Safety is the number one thing when working around horses, Doug stressed.

“It’s an inherently unsafe situation, and people can get badly hurt very quickly,” he said. “One of our goals is helping people understand how to ensure that each interaction with their horse is safe and positive, for both them and the horse. What we tolerate we will not change. We’re blessed to do what we do every day, training horses and people, and giving them good foundations to build upon.”

Sasha agreed. “Training is not just about riding,” she said. “It’s all about communication, that connection when you see someone riding and it looks effortless. That oneness is a beautiful thing. I love how our clinics bring together people who are passionate about learning from us, their horses and each other. All different riding levels, disciplines, it doesn’t matter. We’re all on a different journey or path, yet horses bring us together.”
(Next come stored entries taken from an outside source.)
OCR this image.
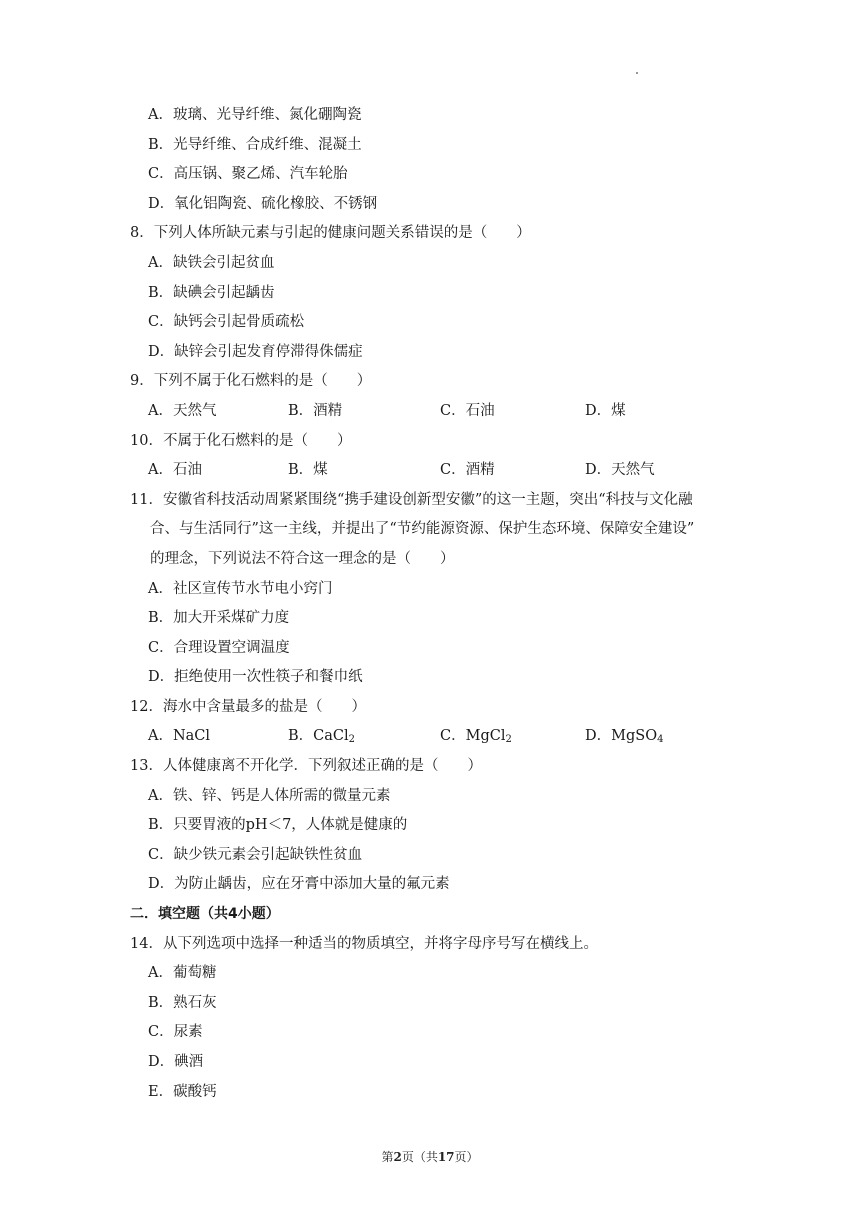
A．玻璃、光导纤维、氮化硼陶瓷
B．光导纤维、合成纤维、混凝土
C．高压锅、聚乙烯、汽车轮胎
D．氧化铝陶瓷、硫化橡胶、不锈钢
8．下列人体所缺元素与引起的健康问题关系错误的是（　　）
A．缺铁会引起贫血
B．缺碘会引起龋齿
C．缺钙会引起骨质疏松
D．缺锌会引起发育停滞得侏儒症
9．下列不属于化石燃料的是（　　）
A．天然气	B．酒精	C．石油	D．煤
10．不属于化石燃料的是（　　）
A．石油	B．煤	C．酒精	D．天然气
11．安徽省科技活动周紧紧围绕“携手建设创新型安徽”的这一主题，突出“科技与文化融
合、与生活同行”这一主线，并提出了“节约能源资源、保护生态环境、保障安全建设”
的理念，下列说法不符合这一理念的是（　　）
A．社区宣传节水节电小窍门
B．加大开采煤矿力度
C．合理设置空调温度
D．拒绝使用一次性筷子和餐巾纸
12．海水中含量最多的盐是（　　）
A．NaCl	B．CaCl$_2$	C．MgCl$_2$	D．MgSO$_4$
13．人体健康离不开化学．下列叙述正确的是（　　）
A．铁、锌、钙是人体所需的微量元素
B．只要胃液的pH＜7，人体就是健康的
C．缺少铁元素会引起缺铁性贫血
D．为防止龋齿，应在牙膏中添加大量的氟元素
二．填空题（共4小题）
14．从下列选项中选择一种适当的物质填空，并将字母序号写在横线上。
A．葡萄糖
B．熟石灰
C．尿素
D．碘酒
E．碳酸钙
第2页（共17页）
The clinic dealt only with groundwork. Each participant worked with his or her horse using a rope halter, long lead, and eventually flags on the end of a stick. They practiced having their horses stand, come and back away by reading the person’s energy and body language, then yield the hind quarters. The flags were used as sending devices, teaching the horses to move and yield to pressure. Finally, everyone headed over to the obstacle course to practice what they learned.

Tom Panico audited the morning session, hoping to learn different methods, philosophies and tactics. “I’m always learning new things,” he said. “It’s great seeing a new way to achieve something. Doug and Sasha are lovely people, very welcoming. I’m glad I came.”
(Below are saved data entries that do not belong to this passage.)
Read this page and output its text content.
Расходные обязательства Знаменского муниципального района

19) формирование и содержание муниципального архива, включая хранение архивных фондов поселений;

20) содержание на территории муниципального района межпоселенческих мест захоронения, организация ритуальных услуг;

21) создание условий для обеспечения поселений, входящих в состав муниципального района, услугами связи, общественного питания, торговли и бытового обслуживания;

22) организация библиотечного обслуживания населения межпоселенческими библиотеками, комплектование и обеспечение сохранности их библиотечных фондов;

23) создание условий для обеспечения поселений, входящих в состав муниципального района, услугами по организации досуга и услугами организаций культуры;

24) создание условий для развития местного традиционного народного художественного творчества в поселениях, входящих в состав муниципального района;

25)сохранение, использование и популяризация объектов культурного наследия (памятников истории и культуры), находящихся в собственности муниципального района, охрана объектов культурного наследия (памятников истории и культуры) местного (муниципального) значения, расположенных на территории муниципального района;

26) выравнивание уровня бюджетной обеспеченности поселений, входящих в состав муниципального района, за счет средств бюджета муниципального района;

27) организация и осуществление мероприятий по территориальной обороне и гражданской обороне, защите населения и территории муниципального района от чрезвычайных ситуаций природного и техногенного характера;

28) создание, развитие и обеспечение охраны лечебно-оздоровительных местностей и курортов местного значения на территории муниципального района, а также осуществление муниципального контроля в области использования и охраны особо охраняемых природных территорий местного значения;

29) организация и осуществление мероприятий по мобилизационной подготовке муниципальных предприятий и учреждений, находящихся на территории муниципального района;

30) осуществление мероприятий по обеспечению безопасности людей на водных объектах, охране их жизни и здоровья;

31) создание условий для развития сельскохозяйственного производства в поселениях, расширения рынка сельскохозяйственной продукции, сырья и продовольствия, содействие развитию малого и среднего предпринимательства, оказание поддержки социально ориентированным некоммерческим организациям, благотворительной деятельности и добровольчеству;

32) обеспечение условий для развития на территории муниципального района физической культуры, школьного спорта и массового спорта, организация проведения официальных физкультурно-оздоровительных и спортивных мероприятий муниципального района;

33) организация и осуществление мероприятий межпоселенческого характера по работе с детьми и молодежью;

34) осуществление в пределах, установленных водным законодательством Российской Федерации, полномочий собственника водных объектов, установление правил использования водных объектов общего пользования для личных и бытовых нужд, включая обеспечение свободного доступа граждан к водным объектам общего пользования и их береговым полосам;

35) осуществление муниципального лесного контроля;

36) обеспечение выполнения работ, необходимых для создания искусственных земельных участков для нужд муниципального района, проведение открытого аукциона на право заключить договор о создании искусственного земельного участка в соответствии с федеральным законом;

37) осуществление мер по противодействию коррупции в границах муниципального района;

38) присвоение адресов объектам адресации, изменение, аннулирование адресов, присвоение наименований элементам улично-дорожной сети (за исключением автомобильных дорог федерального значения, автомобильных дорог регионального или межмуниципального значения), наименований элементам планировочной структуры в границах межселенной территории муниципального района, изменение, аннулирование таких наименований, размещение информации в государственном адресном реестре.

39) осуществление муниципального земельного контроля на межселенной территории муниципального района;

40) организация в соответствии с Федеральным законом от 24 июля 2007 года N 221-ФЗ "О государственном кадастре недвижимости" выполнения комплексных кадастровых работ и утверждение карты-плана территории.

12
Anne Walker brought Tchuca, her Thoroughbred mare. “I found this very helpful,” she said. “Tchuca really listened and is doing much better staying out of my space. I’m looking forward to bringing my seven-week-old foal here.”

Madison McPoyle brought Star, her Thoroughbred mare. “She’s kinda pushy,” Madison said. “This helped her become much more respectful. Now she knows she has to listen and focus on what I ask her to do. I really enjoyed the clinic and plan to send my other horse here for training. Doug is a phenomenal horseman.”

Danielle Castano and her 2-year-old filly Lilly also enjoyed the clinic. “This is great for her self-confidence,” Danielle said as she worked Lilly through obstacles. “She never saw anything like this before, and she’s fearless. I love Doug and Sasha. I’ve been waiting a long time for people like this to move here.”